No. This tells me you dont know the math at all behind what youre saying. Which makes answering anything else you say probably pointless. Care to back up your claim with an equation?
Now that'd be some good, necessary mathematics right there if it does. It certainly adds the paradoxes of faster-than-light and backwards-in-time effects to violate special relativity and apparent causality.
Where the hell are you getting this nonsense? One of the most amazing things of non-relativistic QM is that it doesn't violate these things despite its nonlocality. Understanding why is presumably a deep insight we've failed to achieve. Care to explicitly back up your claim with an equation?
I have no clue what you were trying to get at with the next bit of your examples/questions. If you can phrase a clearer question I will try and answer.
I have to assume these quantum computer scientists are aware that what you throw away with a collapse approach can come back to haunt what is kept if something is small enough and isolated enough? The collapsed state would then fail to be "the correct state" if the mathematics don't describe all that can cause later effects. Von Neumann wasn't waving his hands around with that one.
Unbelievable. I'm through arguing with you until you demonstrate you actually understand some of the math behind QM. Everything in the above paragraph is based on a complete misconception of how collapse works in quantum mechanics.
Yeah, and Bohr never understood EPR either, Einstein forgot general relativity in an argument against QM, Feynman misunderstood the fundamentals of calculus, and so on. Who knows, maybe even von Neumann did hand-waving consciousness arguments?

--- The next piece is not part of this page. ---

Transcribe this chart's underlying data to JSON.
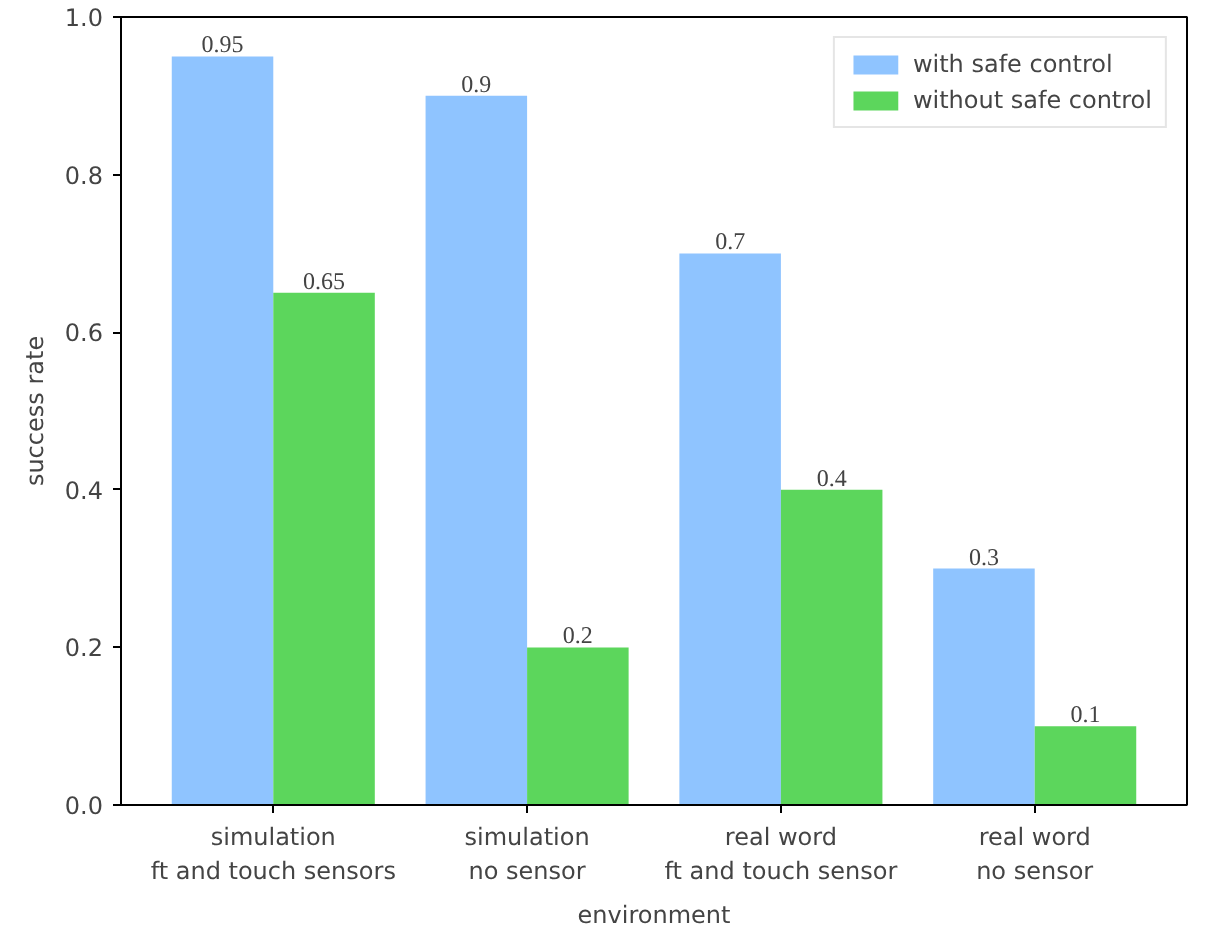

For the record, in case anyone is actually interested, I think it is clear Bohr misunderstood Einstein's steering arguments (which pre and post dated EPR), but did understand the EPR paper. His response to EPR does not work with the other arguments, as many, many people have pointed out. Somehow there is this mythology built around EPR that Bohr answered everything Einstein came up with. But with a lot of these discussions, such as the photon in a box thing was written many years later by Bohr, and do not concord with Einsteins correspondence of the time.

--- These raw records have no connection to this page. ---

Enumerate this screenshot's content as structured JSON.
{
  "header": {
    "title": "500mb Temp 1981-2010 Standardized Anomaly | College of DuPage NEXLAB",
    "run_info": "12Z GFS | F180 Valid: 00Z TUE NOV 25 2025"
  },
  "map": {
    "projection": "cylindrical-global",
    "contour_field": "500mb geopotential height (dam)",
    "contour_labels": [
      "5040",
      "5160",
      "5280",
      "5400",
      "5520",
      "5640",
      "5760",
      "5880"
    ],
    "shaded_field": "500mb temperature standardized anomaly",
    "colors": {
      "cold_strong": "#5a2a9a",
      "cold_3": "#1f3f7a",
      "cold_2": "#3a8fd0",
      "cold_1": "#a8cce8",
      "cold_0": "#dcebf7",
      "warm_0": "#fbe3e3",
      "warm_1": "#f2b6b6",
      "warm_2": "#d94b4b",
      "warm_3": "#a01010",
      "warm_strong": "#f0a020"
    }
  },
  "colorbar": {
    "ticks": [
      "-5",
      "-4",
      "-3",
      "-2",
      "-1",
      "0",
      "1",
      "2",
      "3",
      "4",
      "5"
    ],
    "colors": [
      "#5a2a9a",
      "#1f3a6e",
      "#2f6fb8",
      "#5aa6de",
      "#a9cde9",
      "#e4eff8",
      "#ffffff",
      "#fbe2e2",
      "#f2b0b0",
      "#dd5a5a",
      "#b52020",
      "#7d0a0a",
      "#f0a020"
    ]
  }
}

e.g For the photon in a box, at that time (similar time to EPR paper) in letters to people what he was saying was "look, after the photon has gone I can choose either to weigh the box, and therefore determine the color of the photon (which is by now far away) or I can measure its time of exit (which determines its spatial location - so for instance when it would hit a remote mirror). That seemed like a paradox to Einstein, for whom the color of a photon and its temporal location should both have been physically real, and therefore how could his observations on the box suddenly seemed to affect the physical properties of the remote photon. (Note this has nothing to do with challenging the uncertainty principle, nor did he "forget" general relativity, which is not actually needed anyway because gravitational time dilation is derivable without full GR from Newtonian potential considerations).
Its a beautiful "paradox" from which anyone can learn a lot about quantum mechanics.
Read some of Don Howard's (historian/philosopher at Pittsburg) papers for several nice pedagogical discussion of such things.
Regarding people borrowing my idea: Its certainly true someone could. In fact I've discussed it with several well known people, and made some notes which have been emailed around, which is some protection I guess (though also more of a risk - I certainly lost one semi-important idea this way). At the moment I see it as simply a mathematical curiosity I'll eventually flesh out (when I find an unwary student!) into something maybe even useful.